会不会今天她先看到的,就不是诸世青的狰狞,而是他的冷漠?
明明室内暖气充足,诸愿却觉得浑身冰冷,像坠入了冰窖。
被后面进来的两名保镖架起来的诸世青还在挣扎,嘶吼着:“顾总,这其中是不是有什么误会?我可是你的老丈人!怎么能叫人来抓我!快叫他们放开我!”

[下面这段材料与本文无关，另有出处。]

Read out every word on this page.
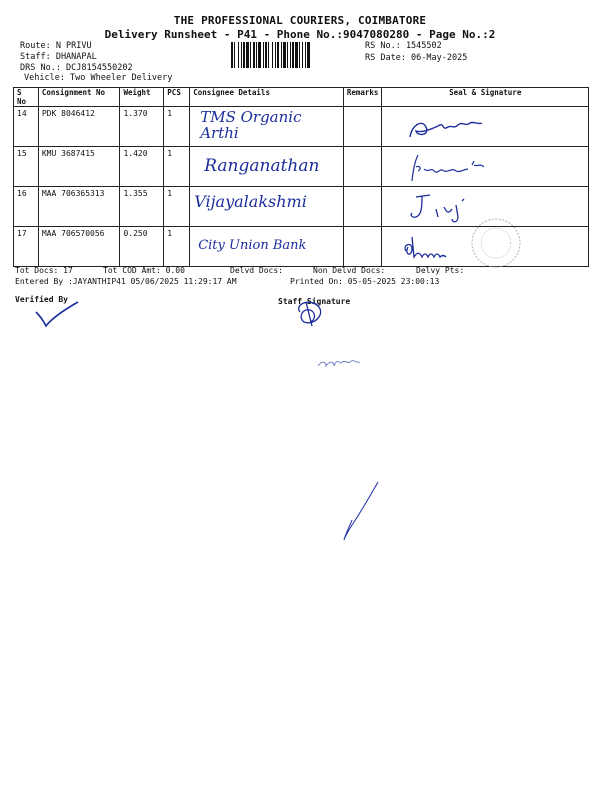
THE PROFESSIONAL COURIERS, COIMBATORE
Delivery Runsheet - P41 - Phone No.:9047080280 - Page No.:2
Route: N PRIVU
Staff: DHANAPAL
DRS No.: DCJ8154550202
Vehicle: Two Wheeler Delivery
RS No.: 1545502
RS Date: 06-May-2025
S No	Consignment No	Weight	PCS	Consignee Details	Remarks	Seal & Signature
14	PDK 8046412	1.370	1	TMS Organic Arthi

15	KMU 3687415	1.420	1	Ranganathan

16	MAA 706365313	1.355	1	Vijayalakshmi

17	MAA 706570056	0.250	1	City Union Bank

Tot Docs: 17	Tot COD Amt: 0.00	Delvd Docs:	Non Delvd Docs:	Delvy Pts:
Entered By :JAYANTHIP41 05/06/2025 11:29:17 AM	Printed On: 05-05-2025 23:00:13
Verified By	Staff Signature
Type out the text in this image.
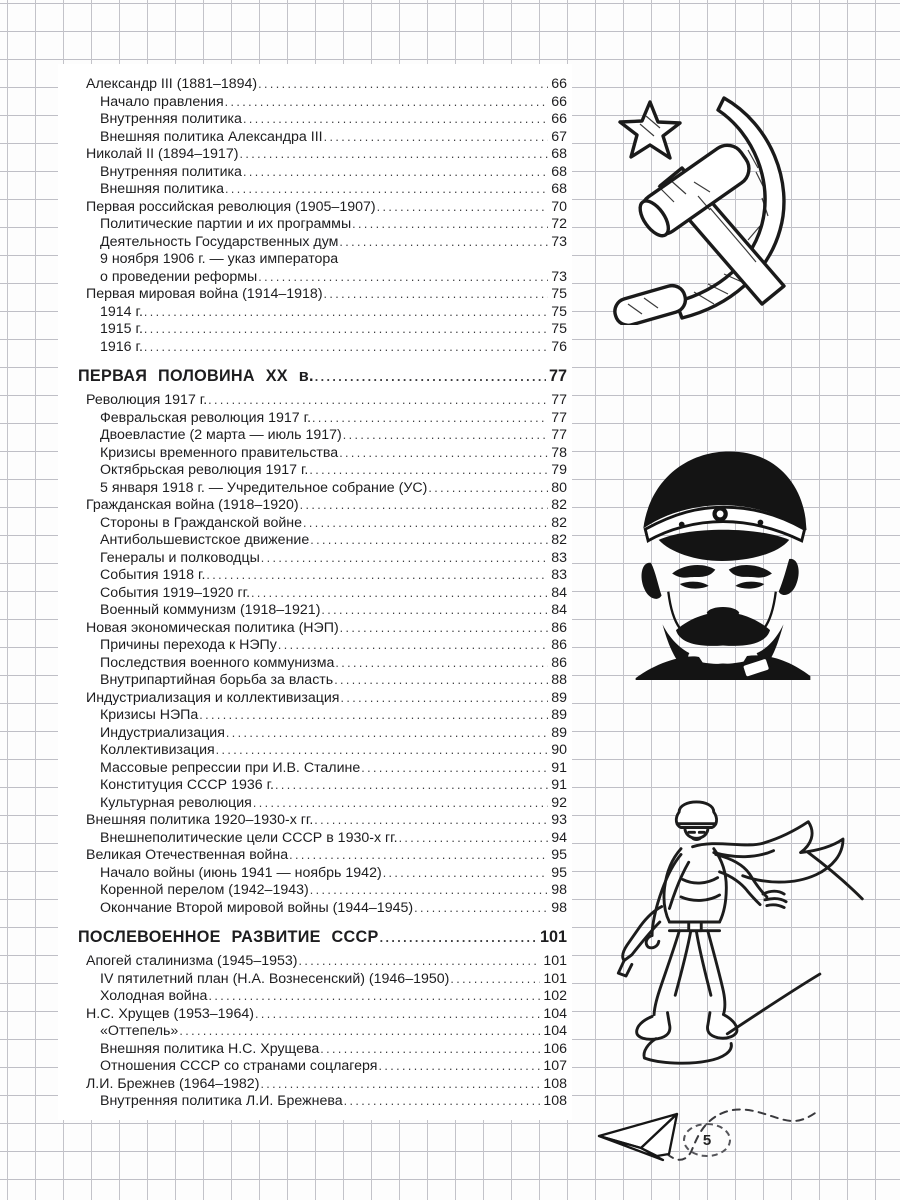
Александр III (1881–1894) .....	66
Начало правления .....	66
Внутренняя политика .....	66
Внешняя политика Александра III .....	67
Николай II (1894–1917) .....	68
Внутренняя политика .....	68
Внешняя политика .....	68
Первая российская революция (1905–1907) .....	70
Политические партии и их программы .....	72
Деятельность Государственных дум .....	73
9 ноября 1906 г. — указ императора
о проведении реформы .....	73
Первая мировая война (1914–1918) .....	75
1914 г. .....	75
1915 г. .....	75
1916 г. .....	76
ПЕРВАЯ ПОЛОВИНА XX в. .....	77
Революция 1917 г. .....	77
Февральская революция 1917 г. .....	77
Двоевластие (2 марта — июль 1917) .....	77
Кризисы временного правительства .....	78
Октябрьская революция 1917 г. .....	79
5 января 1918 г. — Учредительное собрание (УС) .....	80
Гражданская война (1918–1920) .....	82
Стороны в Гражданской войне .....	82
Антибольшевистское движение .....	82
Генералы и полководцы .....	83
События 1918 г. .....	83
События 1919–1920 гг. .....	84
Военный коммунизм (1918–1921) .....	84
Новая экономическая политика (НЭП) .....	86
Причины перехода к НЭПу .....	86
Последствия военного коммунизма .....	86
Внутрипартийная борьба за власть .....	88
Индустриализация и коллективизация .....	89
Кризисы НЭПа .....	89
Индустриализация .....	89
Коллективизация .....	90
Массовые репрессии при И.В. Сталине .....	91
Конституция СССР 1936 г. .....	91
Культурная революция .....	92
Внешняя политика 1920–1930-х гг. .....	93
Внешнеполитические цели СССР в 1930-х гг. .....	94
Великая Отечественная война .....	95
Начало войны (июнь 1941 — ноябрь 1942) .....	95
Коренной перелом (1942–1943) .....	98
Окончание Второй мировой войны (1944–1945) .....	98
ПОСЛЕВОЕННОЕ РАЗВИТИЕ СССР .....	101
Апогей сталинизма (1945–1953) .....	101
IV пятилетний план (Н.А. Вознесенский) (1946–1950) .....	101
Холодная война .....	102
Н.С. Хрущев (1953–1964) .....	104
«Оттепель» .....	104
Внешняя политика Н.С. Хрущева .....	106
Отношения СССР со странами соцлагеря .....	107
Л.И. Брежнев (1964–1982) .....	108
Внутренняя политика Л.И. Брежнева .....	108
5
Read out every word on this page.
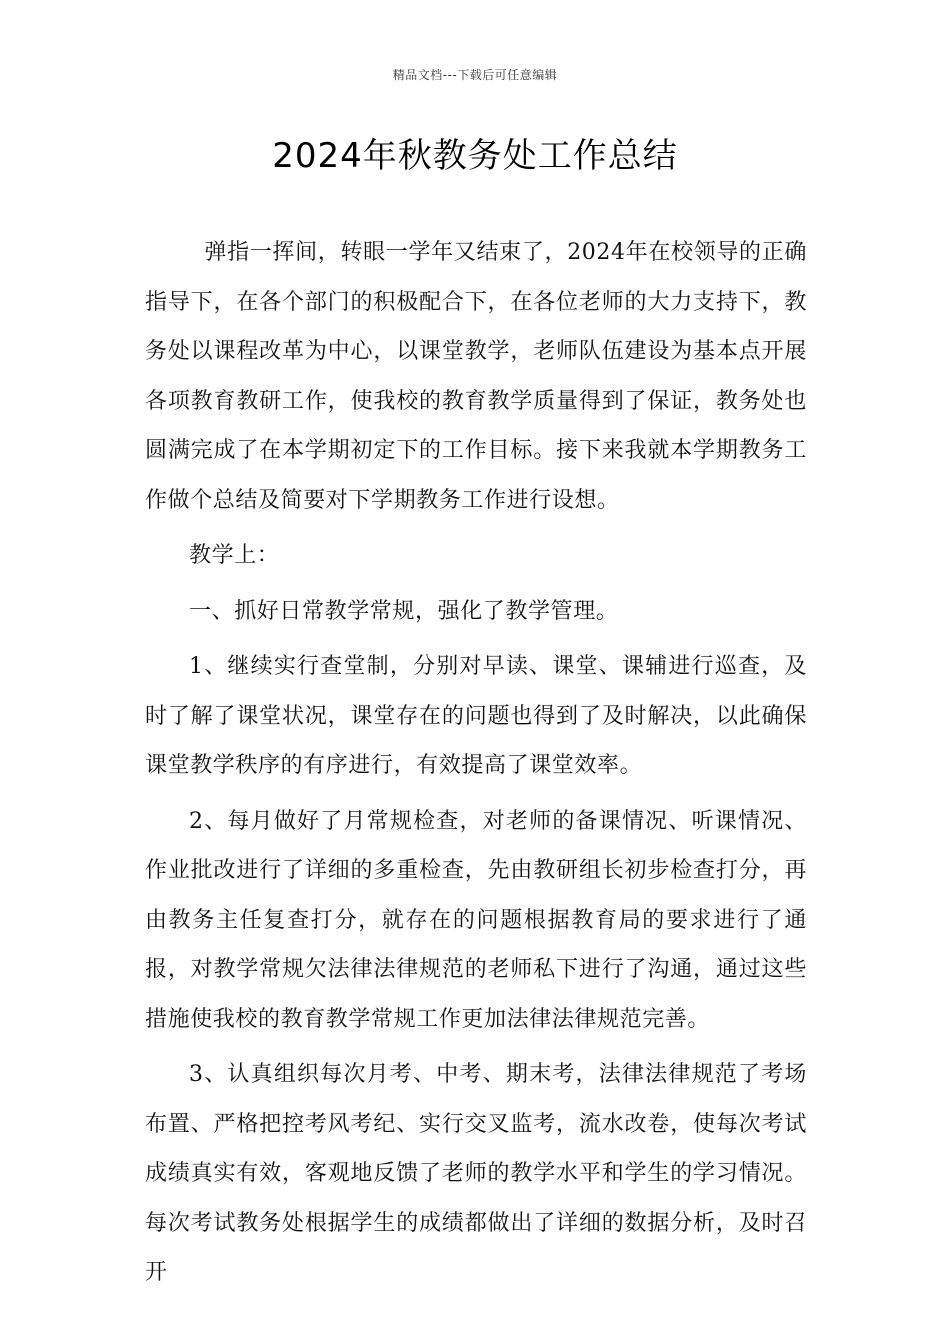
精品文档---下载后可任意编辑
2024年秋教务处工作总结

弹指一挥间，转眼一学年又结束了，2024年在校领导的正确指导下，在各个部门的积极配合下，在各位老师的大力支持下，教务处以课程改革为中心，以课堂教学，老师队伍建设为基本点开展各项教育教研工作，使我校的教育教学质量得到了保证，教务处也圆满完成了在本学期初定下的工作目标。接下来我就本学期教务工作做个总结及简要对下学期教务工作进行设想。

教学上：

一、抓好日常教学常规，强化了教学管理。

1、继续实行查堂制，分别对早读、课堂、课辅进行巡查，及时了解了课堂状况，课堂存在的问题也得到了及时解决，以此确保课堂教学秩序的有序进行，有效提高了课堂效率。

2、每月做好了月常规检查，对老师的备课情况、听课情况、作业批改进行了详细的多重检查，先由教研组长初步检查打分，再由教务主任复查打分，就存在的问题根据教育局的要求进行了通报，对教学常规欠法律法律规范的老师私下进行了沟通，通过这些措施使我校的教育教学常规工作更加法律法律规范完善。

3、认真组织每次月考、中考、期末考，法律法律规范了考场布置、严格把控考风考纪、实行交叉监考，流水改卷，使每次考试成绩真实有效，客观地反馈了老师的教学水平和学生的学习情况。每次考试教务处根据学生的成绩都做出了详细的数据分析，及时召开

“诸愿,我可是你父亲!难道你想让我坐牢吗?快叫顾总让人放开我!”
诸愿心想,诸世青真是脸皮厚到了极点,他胁迫自己偷盗顾氏商业机密的时候,怎么没想过他是“老丈人”?
顾识弈却像是没听见诸世青的叫嚣,只是淡淡挥手,示意保镖将人带走。
包厢里瞬间安静下来,只剩下她和顾识弈的呼吸声,清晰得能听见彼此的心跳。
诸愿仰头望着顾识弈,等待着预想中的惩罚。
是斥责、冷漠,还是……厌恶?
可顾识弈的眼底里没有半分怒意,只有浓得化不开的疼惜。
他伸出手,指尖轻轻拂过她脖颈上的红痕,动作轻柔得像是在触碰易碎的瓷娃娃,声音低沉而温柔:“疼吗?”
诸愿下意识地摇了摇头,后应过来又愣住:她为什么会问她疼不疼?他不是来算账的吗?
“你想问什么?”顾识弈似乎看穿了她的疑惑,指尖轻轻摩挲着她的脸颊,带着微凉的温度。